Tagged Machines are used to create a uniform setup for your game mechanics, e.g. starting whatever happens when something is killed or destroyed via the same tag (e.g. ‘kill’), for items and other pickups this can trigger collection, while on enemies it’ll play their death animation and drop loot or increase the score.
Often used machines can be set up as templates for easy reusability.
Learn more in the machines documentation.
Makinom supports setting up content in multiple languages, as well as easy export and import of language data for translations, including notes to the translators.
Learn more in the languages documentation.
Input keys are an extensible input system with support for local multiplayer and control styles via the Input ID system.
Learn more in the input keys documentation.
Variables are used to store information in a running game. This information could be anything – like the player’s health, ammunition or marking a solved quest. You wont be able to create a game without using variables, they’re needed in basically all game mechanics you’ll create. Variables can be available globally (i.e. everywhere), bound to a game object or within a local execution (e.g. in a running schematic).
Learn more in the variables documentation.
Game states are simple states that are either active or not. You can set up your own game states to manage e.g. if a HUD should be displayed or a machine be able to execute.
They can either be changed automatically (e.g. upon pausing/unpausing the game or blocking/unblocking player controls) or via schematics.
Learn more in the game states documentation.
Build HUDs, dialogues, menus and flying texts (e.g. damage numbers).

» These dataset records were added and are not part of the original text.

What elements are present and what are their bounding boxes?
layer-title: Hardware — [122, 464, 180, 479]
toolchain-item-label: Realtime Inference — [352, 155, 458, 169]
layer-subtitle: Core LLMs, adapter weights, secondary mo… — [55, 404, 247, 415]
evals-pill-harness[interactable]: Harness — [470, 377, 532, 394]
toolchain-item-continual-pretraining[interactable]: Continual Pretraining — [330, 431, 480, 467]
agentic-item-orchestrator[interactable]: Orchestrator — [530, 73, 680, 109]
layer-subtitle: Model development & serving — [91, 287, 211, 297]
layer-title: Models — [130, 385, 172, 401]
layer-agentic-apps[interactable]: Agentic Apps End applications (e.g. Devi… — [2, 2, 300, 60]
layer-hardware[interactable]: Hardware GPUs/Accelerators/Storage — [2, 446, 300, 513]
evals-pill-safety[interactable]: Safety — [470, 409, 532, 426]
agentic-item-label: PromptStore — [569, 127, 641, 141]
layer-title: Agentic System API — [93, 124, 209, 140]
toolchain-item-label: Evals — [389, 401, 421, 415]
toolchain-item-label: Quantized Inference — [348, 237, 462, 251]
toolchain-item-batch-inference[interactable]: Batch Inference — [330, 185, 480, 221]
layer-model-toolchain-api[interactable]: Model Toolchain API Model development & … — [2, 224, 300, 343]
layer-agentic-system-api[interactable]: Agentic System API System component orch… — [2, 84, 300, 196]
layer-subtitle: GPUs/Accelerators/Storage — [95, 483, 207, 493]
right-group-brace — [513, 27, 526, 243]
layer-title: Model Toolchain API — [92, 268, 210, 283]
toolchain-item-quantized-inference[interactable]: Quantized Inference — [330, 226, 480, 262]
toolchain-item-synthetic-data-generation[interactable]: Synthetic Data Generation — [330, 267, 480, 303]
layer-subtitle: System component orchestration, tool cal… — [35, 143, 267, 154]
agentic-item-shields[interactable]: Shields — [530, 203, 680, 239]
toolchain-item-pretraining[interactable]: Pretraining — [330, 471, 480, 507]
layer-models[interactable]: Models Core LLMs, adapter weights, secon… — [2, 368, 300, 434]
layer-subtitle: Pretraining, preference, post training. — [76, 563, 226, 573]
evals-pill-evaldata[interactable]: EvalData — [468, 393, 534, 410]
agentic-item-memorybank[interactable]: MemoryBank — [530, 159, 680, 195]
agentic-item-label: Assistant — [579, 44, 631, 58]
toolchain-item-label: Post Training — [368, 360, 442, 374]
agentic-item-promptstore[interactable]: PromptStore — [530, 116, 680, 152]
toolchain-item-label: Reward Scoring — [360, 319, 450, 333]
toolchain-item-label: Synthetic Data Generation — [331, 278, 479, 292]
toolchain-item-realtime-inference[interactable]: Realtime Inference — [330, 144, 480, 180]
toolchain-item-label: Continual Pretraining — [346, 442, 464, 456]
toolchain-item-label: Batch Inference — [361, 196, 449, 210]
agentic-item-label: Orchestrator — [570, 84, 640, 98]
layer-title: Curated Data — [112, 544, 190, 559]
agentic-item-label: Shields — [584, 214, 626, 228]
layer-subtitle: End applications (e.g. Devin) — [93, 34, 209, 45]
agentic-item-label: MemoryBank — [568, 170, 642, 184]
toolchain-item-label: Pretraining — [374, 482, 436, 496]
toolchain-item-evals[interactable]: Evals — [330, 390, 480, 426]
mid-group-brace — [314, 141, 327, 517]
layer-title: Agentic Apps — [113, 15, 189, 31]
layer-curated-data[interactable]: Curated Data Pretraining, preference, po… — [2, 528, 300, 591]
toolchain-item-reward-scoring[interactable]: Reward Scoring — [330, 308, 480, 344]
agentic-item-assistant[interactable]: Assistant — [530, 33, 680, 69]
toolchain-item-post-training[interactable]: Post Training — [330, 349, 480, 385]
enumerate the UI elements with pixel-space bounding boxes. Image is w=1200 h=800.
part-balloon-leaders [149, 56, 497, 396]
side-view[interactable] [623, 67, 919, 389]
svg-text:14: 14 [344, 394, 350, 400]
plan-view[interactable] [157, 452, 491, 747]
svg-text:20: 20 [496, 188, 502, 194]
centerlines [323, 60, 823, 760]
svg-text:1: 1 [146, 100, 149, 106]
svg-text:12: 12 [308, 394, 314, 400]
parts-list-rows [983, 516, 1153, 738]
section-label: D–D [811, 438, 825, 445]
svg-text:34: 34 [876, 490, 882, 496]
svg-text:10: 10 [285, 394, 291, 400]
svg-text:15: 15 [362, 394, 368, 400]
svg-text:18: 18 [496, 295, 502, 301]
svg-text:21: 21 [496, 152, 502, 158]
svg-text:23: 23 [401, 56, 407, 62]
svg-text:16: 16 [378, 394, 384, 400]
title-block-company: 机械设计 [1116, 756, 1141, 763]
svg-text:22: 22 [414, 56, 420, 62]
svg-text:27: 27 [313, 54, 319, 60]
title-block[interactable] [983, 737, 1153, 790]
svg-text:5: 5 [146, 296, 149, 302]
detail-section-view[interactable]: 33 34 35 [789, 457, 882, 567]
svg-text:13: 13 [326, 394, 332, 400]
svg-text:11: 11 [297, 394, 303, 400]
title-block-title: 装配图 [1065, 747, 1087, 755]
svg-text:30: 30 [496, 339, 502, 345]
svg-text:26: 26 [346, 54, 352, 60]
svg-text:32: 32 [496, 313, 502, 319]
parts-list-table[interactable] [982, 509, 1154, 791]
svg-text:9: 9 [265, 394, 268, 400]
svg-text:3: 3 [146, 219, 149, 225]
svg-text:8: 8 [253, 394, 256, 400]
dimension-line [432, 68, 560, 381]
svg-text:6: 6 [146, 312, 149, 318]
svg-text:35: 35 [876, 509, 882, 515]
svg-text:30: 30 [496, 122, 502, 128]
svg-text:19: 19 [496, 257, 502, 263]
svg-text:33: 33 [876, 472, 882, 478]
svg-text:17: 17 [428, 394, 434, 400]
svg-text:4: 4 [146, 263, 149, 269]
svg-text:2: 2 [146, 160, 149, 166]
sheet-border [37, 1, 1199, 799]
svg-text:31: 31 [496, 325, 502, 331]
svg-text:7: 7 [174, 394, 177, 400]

HUDs can also be used for virtual controls.
The UI system is modular and completely separated from the rest, allowing you to switch it out if needed.
Learn more in the UI system documentation.
Makinom includes a save game system to save the current state of your game, including variables, game states and the player’s position (and scene).
Learn more in the save games documentation.
Create node-based formulas for often used or complex calculations, e.g. damage calculations.
Makinom includes a music system for fading between different tracks, as well as multiple music channels.
You can also use audio channels to play sound effects and control their volume independently.
Learn more in the audio and music documentation.
Use pooling to reduce performance impact from spawning and destroying often used game objects, e.g. bullets fired by a gun.